Forget the simple "replace Microsoft.. they suck" angle, this sort of move saves money..
Re:You get what you pay for (Score:3, Interesting)
I've opted to have one less thing to talk about with great knowledge in computer circles, and I haven't really minded.
The problem, I think, is that open source software wants to have its cake and eat it too. It often goes for raw functionality without usability, with the mentality of "if I can figure it out, so can you!" This is fine, if you want "open-source-types" to use your software, but you really can't complain if Joe User doesn't want to do a significant amount of research before setting up a computer.

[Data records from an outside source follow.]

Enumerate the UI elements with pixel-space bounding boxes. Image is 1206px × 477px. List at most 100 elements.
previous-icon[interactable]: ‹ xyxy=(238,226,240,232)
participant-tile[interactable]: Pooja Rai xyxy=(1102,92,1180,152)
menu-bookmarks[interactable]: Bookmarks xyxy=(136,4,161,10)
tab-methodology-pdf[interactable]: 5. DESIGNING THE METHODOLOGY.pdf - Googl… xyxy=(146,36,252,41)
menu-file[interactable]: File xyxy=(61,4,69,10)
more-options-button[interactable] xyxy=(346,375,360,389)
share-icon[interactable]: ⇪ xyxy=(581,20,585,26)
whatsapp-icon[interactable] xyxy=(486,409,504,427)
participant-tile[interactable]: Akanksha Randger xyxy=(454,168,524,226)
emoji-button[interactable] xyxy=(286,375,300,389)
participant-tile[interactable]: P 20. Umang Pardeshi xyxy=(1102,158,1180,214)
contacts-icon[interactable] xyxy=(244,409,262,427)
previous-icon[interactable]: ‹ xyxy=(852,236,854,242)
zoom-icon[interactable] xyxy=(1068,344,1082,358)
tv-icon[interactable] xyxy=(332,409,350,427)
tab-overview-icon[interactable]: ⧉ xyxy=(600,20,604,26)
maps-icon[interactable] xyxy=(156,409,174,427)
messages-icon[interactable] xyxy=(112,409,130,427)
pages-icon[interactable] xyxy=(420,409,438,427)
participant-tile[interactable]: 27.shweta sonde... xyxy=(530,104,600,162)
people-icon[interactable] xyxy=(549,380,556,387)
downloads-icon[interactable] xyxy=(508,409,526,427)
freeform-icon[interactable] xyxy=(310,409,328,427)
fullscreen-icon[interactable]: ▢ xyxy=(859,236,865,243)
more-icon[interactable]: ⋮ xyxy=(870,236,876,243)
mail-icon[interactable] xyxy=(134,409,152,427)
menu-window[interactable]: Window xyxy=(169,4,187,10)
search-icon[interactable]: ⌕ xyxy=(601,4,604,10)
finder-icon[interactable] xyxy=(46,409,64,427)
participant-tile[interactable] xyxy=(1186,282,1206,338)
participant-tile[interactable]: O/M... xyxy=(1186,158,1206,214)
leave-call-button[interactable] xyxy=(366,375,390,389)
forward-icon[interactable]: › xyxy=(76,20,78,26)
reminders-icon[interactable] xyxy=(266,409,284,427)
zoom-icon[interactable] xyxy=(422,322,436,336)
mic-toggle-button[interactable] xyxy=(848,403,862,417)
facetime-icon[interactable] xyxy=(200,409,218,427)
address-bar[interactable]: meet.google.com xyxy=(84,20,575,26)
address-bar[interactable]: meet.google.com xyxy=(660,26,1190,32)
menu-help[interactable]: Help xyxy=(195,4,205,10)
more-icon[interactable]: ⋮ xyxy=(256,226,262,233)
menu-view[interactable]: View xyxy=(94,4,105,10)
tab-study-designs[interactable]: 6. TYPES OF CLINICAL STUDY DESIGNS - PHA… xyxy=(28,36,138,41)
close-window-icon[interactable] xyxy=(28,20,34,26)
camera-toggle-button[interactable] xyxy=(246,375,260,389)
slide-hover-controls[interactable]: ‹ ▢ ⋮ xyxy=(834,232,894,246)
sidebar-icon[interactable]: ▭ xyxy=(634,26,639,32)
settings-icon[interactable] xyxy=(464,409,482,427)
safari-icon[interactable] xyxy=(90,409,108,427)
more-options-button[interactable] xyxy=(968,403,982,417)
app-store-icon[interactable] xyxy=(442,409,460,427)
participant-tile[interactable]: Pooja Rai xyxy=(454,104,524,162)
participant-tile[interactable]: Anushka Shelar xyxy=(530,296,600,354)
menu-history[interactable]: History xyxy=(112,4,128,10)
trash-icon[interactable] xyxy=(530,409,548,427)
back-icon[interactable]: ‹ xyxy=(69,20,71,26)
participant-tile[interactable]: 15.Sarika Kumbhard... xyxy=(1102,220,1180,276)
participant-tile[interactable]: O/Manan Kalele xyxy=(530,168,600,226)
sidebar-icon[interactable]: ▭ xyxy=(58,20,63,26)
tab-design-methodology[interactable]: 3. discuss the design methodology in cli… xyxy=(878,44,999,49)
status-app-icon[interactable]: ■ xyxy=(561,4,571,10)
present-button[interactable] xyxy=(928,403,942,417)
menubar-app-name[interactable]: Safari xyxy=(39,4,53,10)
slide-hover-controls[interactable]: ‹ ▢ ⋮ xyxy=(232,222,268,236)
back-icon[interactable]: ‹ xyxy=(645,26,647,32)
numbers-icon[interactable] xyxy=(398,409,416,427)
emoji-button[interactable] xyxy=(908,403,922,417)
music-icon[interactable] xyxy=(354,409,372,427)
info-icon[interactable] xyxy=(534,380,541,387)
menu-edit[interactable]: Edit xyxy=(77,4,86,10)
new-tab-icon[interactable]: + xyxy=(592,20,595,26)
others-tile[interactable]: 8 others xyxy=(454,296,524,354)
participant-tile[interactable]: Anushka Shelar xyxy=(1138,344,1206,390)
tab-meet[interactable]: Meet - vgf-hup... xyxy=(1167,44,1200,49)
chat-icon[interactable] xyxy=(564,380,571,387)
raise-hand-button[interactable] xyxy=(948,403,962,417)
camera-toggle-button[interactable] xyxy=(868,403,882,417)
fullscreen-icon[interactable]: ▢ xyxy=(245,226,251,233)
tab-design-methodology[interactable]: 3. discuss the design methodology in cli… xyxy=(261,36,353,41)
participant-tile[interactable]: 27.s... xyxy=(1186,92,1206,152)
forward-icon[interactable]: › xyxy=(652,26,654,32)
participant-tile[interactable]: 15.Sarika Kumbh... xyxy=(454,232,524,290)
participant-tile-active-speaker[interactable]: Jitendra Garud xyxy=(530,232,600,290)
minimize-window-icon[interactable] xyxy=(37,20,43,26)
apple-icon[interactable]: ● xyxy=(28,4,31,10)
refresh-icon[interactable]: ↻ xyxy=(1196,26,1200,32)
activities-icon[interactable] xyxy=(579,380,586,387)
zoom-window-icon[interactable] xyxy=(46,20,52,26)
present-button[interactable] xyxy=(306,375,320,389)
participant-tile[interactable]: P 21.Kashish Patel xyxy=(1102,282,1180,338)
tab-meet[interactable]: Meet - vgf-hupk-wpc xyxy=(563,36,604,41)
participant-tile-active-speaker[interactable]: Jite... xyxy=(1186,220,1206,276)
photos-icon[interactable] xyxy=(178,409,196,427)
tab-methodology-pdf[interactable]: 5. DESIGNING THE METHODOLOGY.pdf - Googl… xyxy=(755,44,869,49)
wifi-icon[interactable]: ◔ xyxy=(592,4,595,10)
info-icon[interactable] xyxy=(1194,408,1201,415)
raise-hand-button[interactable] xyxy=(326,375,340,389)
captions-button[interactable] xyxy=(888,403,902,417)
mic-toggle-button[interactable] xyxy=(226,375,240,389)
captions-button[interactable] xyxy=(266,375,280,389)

It's like modernist composers who write art music very inaccessible to the average listener... sure, it may be an absolutely magnificent piece of music, and I'm not saying you shouldn't write it, and I'm not saying whether it's better or worse than something more common-listener-friendly. However, if you complain that nobody wants to listen to it, you have only yourself to blame.
Re:Typical tactic (Score:3, Interesting)
I'd be amazed if LA were to switch. Pleased, but amazed.
$200 dollars (Score:1, Interesting)
Re:OpenOffice Access (Score:5, Interesting)
Er... Open Office Base perhaps? Included in the OO.o 2 preview releases it seems to be an Access-like front-end for a real RDMS, none of the built-in access bullshit which dies if there are greater than 5 concurrent connections to it.
Re:And a fine tactic it is. (Score:3, Interesting)
Free software not really free (Score:0, Interesting)
Re:Police is good (Score:1, Interesting)
I would like to see more spent on better training, which might actually do something to fix some of the problems the LAPD has.
Re:Negotiating Ploy? (Score:3, Interesting)
Unfortunately for MS this relentless downward pressure on their profitibility is not going to end and indeed will increase with time.
Their stock price is already pretty much stagnant so I see no good reason for anybody to invest in MS stock if they are interested in growth.
All around bad news for MS which means good news for everybody else.
Re:Negotiating Ploy? (Score:3, Interesting)
Re:Solution: (Score:2, Interesting)
In a recent former life I built document and workflow management solutions - integrated with "office" applications, as well as with line of business applications (permits, licensing, parks n rec, planning, GIS, etc) - for large municipal governments.
Training was always the second largest cost impact after licensing itself.
Chances are LA uses some form of document mangagement solution (Hummingbird, Open Text, or others) and perhaps even more than one.
Strangely there are no "open source" DMS applications really ready to cut a large scale "desktop" (as opposed to "webtop") deployment, although it frankly would not be that difficult an endeavor to design and write one in this day and age. Quite a lot of the work was all the furtzing about with Microsoft as their products would tend to break integration ever so slightly with every new release.
There is more to it than just putting files under management; larger organizations also have records management rules which need to be followed, the DMS needs to manage these as well, and there are zero, as far as I am aware, open source records classification and retention application with document management capabilities suitable for a large deployment.
Again the metadata management is not terribly complex, but to date its been a rather arcane, boring, business and government-centric requirement that the open source community has not responded to.
I'd love to see an open source solution come out of such a big migration but there may be a chicken/egg scenario with the lack of a DMS / Records Management solution preventing them from moving.
Saving licensing costs on a DM/RM system could pay for an open source solution to be developed. Typical costs for a 1000 seat implementation (software only) tend to run around 200 - 500K depending on options.
And no, Microsoft does not have a Records Management solution and their DM piece is sorely lacking, so they don't have a compelling edge there themselves.
I'd be interested, and am even somewhat qualified, to work on such a project.